IMPACT – MEDIUM
What is the change? The United Arab Emirates has joined Saudi Arabia, Kuwait and Bahrain in advising its citizens not to travel to Lebanon, following the unexpected resignation of Lebanese Prime Minister Saad al-Hariri in a televised address from Riyadh earlier this month.
What does the change mean? Citizens of Gulf countries may face difficulties traveling to Lebanon and the situation may also make it more difficult for Lebanese citizens to get employment residence visas in Gulf Cooperation Council countries.
- Implementation time frame: Ongoing.
- Visas/permits affected: Work and residence visas.
- Who is affected: Lebanese nationals in GCC countries and GCC citizens now in Lebanon or planning travel to Lebanon. GCC members include Bahrain, Kuwait, Oman, Qatar, Saudi Arabia and the United Arab Emirates.
- Business impact: The regional standoff may disrupt business schedules and travel plans.
- Next steps: Employers should account for any employees currently in Lebanon who are nationals of the four Gulf countries and other GCC countries and consider repatriation. Also, recruiters should be aware of the potential for increased delays and rejection of Lebanese nationals’ applications for residence visas in GCC countries.

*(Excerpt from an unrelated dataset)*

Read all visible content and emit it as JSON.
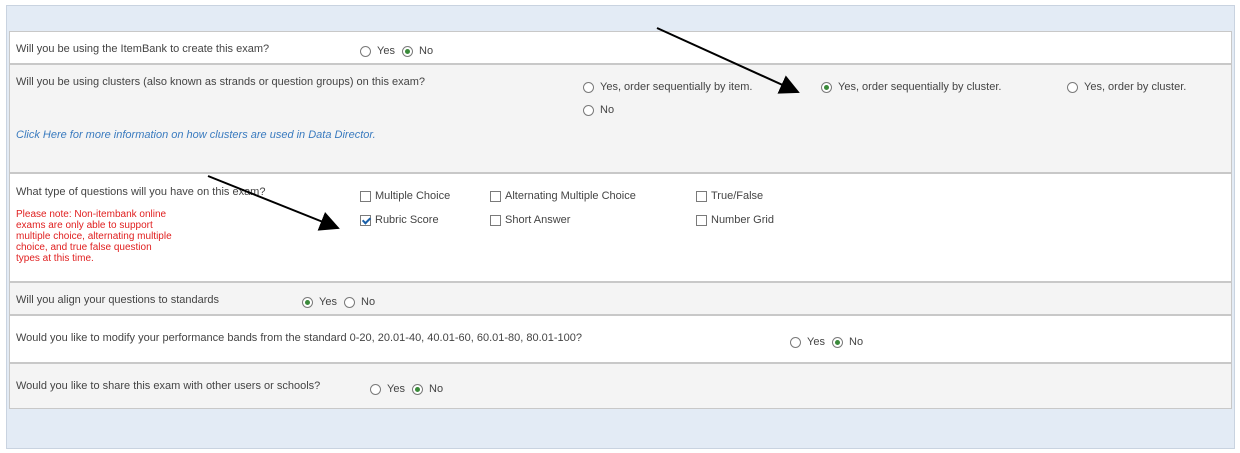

Background: Hariri’s resignation on Nov. 4 while in Saudi Arabia has fueled speculation that he is under house arrest in Riyadh, though he denies that he is restrained from travel and said in a televised interview Sunday that he will return to Lebanon in a matter of days. Hariri claimed he resigned because of fears of assassination and in protest over Iran’s meddling in Lebanese affairs. Iran is Saudi Arabia’s main political rival.
BAL Analysis: Companies sending employees and assignees between Lebanon and Gulf countries should be aware that Saudi Arabia, Kuwait and Bahrain have told their citizens to leave Lebanon immediately and that the UAE has advised its citizens not to travel to Lebanon.